The only bright spot in the opening decade of our Depression has been stocks:
  • The Dow has only lost 20%
  • The S&P500 is only down 30%
  • The NASDAQ is only down 55%
But that doesn't tell the story, for two reasons. The most obvious reason is the domestic buying power of the currency, we are still awash in phone paper, as discussed above. If you sold your Y2K portfolio into 2009 currency, that currency only buys 25% of what it bought in 2000. Adjusting for gold price, as a decent gauge of simple domestic buying power, we begin to see the real story:
  • The Dow is down 80%
  • The S&P500 is down 83%
  • The NASDAQ is down 89%
Unfortunately, that doesn't tell the story either. Indexes rotate, or cherry pick only the best prices at any given time. Bankrupt companies magically disappear. Too bad your portfolio can't ignore losses too. 8 of the 30 Dow components from Y2K were booted for turning into penny stocks. Several have turned over several times. The other indexes have performed even worse. Since the 1929 stock market high, only GE remains in the DJIA.

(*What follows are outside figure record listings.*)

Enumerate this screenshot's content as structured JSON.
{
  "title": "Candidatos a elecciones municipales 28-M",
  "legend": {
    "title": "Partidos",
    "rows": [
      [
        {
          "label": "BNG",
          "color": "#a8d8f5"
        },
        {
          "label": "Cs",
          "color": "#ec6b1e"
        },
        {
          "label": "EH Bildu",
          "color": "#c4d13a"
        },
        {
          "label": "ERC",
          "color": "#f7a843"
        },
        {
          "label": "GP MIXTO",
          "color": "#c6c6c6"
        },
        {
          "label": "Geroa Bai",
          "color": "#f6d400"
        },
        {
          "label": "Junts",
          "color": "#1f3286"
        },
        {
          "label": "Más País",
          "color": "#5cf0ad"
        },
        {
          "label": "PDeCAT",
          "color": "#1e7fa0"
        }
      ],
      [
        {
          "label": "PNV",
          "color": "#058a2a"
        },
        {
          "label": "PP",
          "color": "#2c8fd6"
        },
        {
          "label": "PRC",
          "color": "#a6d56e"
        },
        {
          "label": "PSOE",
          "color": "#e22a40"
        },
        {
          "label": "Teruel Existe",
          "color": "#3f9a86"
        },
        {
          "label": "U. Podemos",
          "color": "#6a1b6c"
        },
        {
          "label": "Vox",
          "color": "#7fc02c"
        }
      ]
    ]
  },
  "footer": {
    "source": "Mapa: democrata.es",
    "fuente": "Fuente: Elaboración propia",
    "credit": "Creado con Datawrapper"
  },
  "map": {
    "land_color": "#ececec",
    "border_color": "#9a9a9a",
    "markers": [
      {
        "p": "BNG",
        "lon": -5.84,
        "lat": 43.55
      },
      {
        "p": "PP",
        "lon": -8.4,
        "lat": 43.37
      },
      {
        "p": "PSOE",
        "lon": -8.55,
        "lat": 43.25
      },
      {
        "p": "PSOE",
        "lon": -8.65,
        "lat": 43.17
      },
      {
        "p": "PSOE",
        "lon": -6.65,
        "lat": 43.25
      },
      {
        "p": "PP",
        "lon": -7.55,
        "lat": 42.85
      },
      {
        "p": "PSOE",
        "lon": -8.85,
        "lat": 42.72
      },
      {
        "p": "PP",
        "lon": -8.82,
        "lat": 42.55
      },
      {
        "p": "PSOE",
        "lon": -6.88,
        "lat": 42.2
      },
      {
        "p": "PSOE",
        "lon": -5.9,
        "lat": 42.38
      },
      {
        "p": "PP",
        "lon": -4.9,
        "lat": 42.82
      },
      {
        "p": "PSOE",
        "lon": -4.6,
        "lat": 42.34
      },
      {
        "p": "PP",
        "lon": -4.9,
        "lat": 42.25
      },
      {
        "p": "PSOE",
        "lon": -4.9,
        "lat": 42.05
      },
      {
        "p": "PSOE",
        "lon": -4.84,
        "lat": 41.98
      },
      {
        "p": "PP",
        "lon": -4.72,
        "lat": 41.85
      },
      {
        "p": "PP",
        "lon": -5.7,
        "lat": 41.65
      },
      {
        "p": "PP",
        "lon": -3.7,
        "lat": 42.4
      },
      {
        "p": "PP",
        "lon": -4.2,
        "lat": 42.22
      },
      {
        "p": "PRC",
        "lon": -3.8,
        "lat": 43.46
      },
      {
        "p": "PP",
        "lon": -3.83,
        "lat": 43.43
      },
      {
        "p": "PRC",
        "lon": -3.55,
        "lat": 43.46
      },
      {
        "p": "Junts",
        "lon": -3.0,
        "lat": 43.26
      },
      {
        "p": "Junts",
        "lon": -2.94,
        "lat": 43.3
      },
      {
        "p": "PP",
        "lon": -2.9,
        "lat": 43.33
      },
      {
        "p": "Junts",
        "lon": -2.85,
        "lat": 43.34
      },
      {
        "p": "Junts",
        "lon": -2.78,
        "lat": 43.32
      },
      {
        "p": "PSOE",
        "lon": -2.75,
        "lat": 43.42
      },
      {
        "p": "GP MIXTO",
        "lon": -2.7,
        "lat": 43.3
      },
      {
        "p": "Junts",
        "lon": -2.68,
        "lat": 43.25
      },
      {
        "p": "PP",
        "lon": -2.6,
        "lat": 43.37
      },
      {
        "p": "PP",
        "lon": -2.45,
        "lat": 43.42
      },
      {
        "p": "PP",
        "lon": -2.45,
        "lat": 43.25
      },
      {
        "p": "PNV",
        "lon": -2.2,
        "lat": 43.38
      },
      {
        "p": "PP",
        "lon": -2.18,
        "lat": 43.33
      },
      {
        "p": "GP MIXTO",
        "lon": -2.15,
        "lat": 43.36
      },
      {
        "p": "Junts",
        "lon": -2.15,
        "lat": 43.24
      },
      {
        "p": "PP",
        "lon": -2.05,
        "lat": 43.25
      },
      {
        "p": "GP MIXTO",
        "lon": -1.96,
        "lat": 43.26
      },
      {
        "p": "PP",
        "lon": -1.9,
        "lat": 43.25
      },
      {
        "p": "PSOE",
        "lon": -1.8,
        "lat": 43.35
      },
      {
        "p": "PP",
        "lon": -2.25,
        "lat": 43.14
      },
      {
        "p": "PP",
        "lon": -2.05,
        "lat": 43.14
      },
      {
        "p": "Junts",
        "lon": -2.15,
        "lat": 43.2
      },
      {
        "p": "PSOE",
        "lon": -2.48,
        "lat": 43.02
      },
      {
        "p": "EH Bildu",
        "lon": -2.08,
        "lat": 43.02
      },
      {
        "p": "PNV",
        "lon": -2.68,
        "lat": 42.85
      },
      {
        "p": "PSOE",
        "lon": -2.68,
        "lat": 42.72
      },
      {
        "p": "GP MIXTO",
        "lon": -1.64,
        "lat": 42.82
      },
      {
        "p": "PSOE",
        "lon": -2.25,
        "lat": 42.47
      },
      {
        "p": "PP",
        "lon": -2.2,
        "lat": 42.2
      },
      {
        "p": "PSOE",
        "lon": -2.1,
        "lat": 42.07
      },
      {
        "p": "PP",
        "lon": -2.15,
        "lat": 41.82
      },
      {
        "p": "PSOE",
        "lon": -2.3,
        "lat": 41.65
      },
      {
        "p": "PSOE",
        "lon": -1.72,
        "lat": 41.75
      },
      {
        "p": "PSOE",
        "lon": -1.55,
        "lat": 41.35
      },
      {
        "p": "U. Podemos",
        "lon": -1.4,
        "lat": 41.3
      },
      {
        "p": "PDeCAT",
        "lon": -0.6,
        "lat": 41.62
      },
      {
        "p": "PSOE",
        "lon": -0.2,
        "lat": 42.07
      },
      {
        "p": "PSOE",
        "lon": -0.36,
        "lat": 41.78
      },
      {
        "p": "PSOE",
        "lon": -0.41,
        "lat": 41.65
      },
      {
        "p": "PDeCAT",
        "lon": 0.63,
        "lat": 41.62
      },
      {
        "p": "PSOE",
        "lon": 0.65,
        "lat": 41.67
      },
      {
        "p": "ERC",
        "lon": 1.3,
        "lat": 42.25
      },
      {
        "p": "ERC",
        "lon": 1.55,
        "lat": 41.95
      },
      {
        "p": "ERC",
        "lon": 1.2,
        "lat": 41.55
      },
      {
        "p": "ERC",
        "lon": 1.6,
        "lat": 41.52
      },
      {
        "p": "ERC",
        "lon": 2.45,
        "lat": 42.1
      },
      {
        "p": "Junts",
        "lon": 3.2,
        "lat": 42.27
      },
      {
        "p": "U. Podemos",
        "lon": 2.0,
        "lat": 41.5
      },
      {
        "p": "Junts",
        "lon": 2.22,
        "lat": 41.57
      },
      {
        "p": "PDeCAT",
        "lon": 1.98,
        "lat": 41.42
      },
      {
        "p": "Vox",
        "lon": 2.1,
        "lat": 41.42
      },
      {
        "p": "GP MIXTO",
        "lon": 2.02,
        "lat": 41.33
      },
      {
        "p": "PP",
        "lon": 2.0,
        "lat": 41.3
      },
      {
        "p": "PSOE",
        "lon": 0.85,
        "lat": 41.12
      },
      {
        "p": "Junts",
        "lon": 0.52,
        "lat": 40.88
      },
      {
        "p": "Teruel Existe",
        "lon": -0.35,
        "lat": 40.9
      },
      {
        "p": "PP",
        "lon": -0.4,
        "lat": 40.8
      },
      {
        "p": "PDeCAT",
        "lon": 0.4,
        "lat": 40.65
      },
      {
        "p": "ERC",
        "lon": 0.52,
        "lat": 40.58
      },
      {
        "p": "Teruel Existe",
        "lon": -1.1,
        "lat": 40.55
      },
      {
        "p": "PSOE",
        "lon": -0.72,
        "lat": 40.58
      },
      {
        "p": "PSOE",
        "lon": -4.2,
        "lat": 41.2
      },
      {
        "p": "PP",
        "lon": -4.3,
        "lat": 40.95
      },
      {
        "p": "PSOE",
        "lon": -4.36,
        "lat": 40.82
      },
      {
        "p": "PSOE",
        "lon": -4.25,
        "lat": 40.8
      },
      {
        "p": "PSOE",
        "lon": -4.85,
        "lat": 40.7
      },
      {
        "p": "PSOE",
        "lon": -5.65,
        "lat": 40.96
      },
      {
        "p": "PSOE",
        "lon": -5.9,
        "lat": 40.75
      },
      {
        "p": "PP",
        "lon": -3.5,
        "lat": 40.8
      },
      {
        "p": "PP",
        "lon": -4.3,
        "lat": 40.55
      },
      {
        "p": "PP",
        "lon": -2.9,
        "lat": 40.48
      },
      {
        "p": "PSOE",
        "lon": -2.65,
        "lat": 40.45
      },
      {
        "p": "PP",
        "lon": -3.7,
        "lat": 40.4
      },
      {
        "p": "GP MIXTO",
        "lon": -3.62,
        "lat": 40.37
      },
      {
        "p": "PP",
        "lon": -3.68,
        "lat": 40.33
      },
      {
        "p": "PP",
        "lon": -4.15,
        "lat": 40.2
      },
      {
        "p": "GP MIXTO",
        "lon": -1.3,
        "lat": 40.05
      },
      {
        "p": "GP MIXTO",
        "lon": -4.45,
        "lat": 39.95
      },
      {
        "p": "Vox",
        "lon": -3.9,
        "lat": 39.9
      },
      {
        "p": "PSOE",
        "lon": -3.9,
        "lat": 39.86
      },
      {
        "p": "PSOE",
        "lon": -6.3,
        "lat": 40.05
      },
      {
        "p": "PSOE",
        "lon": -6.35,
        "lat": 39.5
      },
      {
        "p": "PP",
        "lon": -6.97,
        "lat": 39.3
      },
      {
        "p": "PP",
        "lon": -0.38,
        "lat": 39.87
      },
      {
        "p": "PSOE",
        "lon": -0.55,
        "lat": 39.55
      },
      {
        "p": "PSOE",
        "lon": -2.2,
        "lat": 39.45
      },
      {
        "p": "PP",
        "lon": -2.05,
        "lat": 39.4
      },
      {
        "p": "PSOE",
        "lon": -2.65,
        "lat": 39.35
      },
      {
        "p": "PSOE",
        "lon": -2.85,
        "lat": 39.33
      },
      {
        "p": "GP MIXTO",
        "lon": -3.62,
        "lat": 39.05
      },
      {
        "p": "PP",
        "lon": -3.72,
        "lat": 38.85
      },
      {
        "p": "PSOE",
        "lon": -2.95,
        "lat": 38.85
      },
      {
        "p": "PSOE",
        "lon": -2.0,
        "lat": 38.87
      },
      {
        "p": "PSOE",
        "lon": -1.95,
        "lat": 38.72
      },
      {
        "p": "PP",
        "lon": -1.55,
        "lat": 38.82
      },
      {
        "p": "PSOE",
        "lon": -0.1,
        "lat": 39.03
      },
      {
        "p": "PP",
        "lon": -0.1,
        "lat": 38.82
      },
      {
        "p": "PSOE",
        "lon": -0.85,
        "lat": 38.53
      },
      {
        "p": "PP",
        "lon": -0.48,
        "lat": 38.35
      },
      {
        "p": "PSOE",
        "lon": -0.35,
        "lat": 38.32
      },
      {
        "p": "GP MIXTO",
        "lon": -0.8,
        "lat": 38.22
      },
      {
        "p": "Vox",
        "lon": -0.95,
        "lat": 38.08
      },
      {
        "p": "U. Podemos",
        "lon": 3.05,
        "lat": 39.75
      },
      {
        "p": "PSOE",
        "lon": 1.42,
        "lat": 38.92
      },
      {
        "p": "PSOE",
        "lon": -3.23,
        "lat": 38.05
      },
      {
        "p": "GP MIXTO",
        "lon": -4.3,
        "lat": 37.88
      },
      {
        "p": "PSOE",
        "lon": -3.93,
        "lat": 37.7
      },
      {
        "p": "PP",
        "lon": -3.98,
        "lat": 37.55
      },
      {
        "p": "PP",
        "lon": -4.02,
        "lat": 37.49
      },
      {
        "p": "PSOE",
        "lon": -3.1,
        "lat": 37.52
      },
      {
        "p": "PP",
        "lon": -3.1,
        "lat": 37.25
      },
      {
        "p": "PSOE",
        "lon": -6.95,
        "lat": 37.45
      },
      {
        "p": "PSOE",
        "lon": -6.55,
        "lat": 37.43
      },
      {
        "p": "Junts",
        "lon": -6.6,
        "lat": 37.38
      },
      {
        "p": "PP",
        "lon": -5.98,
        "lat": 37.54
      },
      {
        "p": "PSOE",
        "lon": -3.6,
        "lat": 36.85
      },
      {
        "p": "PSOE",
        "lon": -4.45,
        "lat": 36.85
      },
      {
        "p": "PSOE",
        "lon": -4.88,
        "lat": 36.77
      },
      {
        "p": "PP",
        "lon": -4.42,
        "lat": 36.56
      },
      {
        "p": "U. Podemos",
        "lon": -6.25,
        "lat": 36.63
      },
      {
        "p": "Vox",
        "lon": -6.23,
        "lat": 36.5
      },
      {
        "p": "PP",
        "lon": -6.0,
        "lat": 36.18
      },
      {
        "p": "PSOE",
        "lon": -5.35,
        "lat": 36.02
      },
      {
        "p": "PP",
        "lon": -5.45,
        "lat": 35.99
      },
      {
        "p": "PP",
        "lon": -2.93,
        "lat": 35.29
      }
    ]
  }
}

Historically stocks are a black hole for public money, that trend has only accelerated in the 21st Century. Unfortunately for most, the worst has yet to be completely imagined.

1 comment:

  1. FDR

    Lets say that your child or your grand child found your gold when you were taking a nap and took it outside and played with it with the dog and lost it.

    When would you buy gold to replace it?